Publié le mercredi, 6 juillet 2022 à 09h14
Et Baboucar marchait devant, de Giovanni Dozzini
Pensez à quatre jeunes africains marchant en ligne, le long de routes poussiéreuses, sous les rayons incléments du soleil d'août. Ils portent des tennis défraîchies, des casquettes avec des écritures incongrues, des tee-shirts trop grands récupérés on ne sait où, des sacs à dos et des sacs plastiques pleins de choses indéfinies. Ils marchent sur des chemins où les autres ne marchent pas, dans des banlieues industrielles, sales et désordonnées. Dans leur main, ils tiennent un téléphone portable, la chose la plus précieuse au monde.
Beaucoup se seront demandés où vont ces jeunes gens qui parcourent depuis des années la campagne et les provinces italiennes. Avec son livre magistral, Dozzini tente d'apporter une réponse, en marchant à leurs côtés le long de ces routes poussiéreuses, en nous faisant vivre avec eux l'espace d'une journée.
Au fil de ces 24 heures, avec un réalisme
documentaire, résultat d'une fréquentation
humaine évidente, grâce à un regard presque
anthropologique, bienveillant certes, mais
d'une justesse millimétrée, nous
comprendrons ce que sont ces existences
tombées dans les interstices de nos
sociétés. Nous partagerons leurs espoirs,
leurs peurs, leur besoin de normalité (un
match de football à la télévision, une
journée à la plage). Nous affronterons les
interfaces de l'État avec la même crainte
(Carabiniers vérifiant leurs permis de
séjour, contrôleurs des trains, médecins des
urgences).
Mais en même temps, nous
découvrirons (pour ceux qui ne le savent pas
encore) qu'une bonne partie de la société
n'est pas aussi hostile que ce que nous
lisons dans les journaux. Qu'il y a des
volontaires d'Arci à appeler en cas de
besoin, de vieux pêcheurs qui offrent le
toit d'un hangar abandonné pour passer la
nuit, des carabiniers sévères mais
bienveillants et compréhensifs, des gens
prêts à parler et à essayer de comprendre.
Symboliquement dans le livre, comme dans la
vie réelle, la bienveillance et la
compréhension ont un visage, tandis que la
méfiance et le racisme restent indéfinis,
lointains, cachés dans la masse. L'ignorance
est le moteur des peurs et des pulsions les
plus néfastes de notre société, sur
lesquelles vient se greffer l'opportunisme
de pique-assiette des politiciens
identitaires.
Mais attention, la beauté du livre ne se limite pas à sa seule valeur sociale. L'écriture sobre et sans rhétorique, objective et factuelle, porte des traces poétiques évidentes. Une poétique des marges qui s'exprime dans les descriptions de lieux abandonnés, comme les plages jouxtant des complexes industriels. Mais aussi de situations de friction entre mondes distants, comme la description magistrale de la fête villageoise où les jeunes assistent, ébahis et amusés, à un concert de "ballo liscio".

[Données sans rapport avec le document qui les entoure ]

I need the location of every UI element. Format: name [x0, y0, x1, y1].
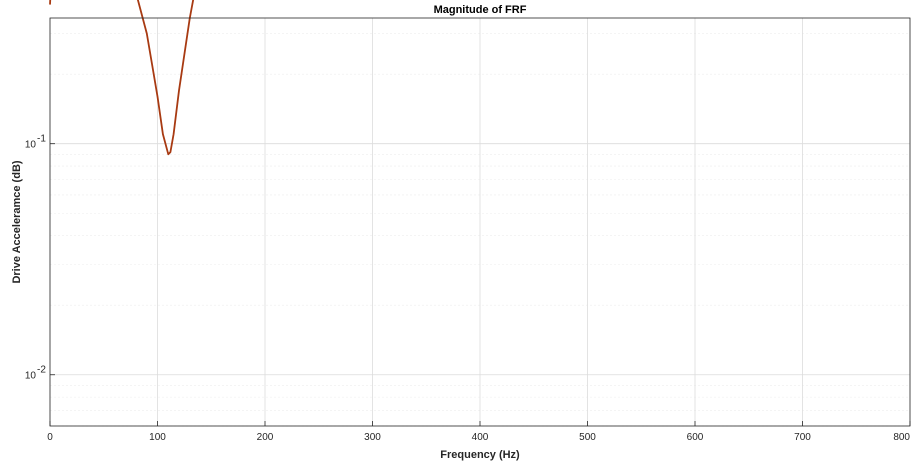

En attendant que ce livre beau et amusant trouve sa place dans les programmes scolaires, je vous invite à en faire une lecture estivale, pour sa charge humaine, pour son pouvoir lénifiant, pour sa force apaisante contre des peurs factices qui s'évanouiront après avoir passé une journée en marchant sous le soleil d'août derrière Baboucar et ses compagnons d'infortune.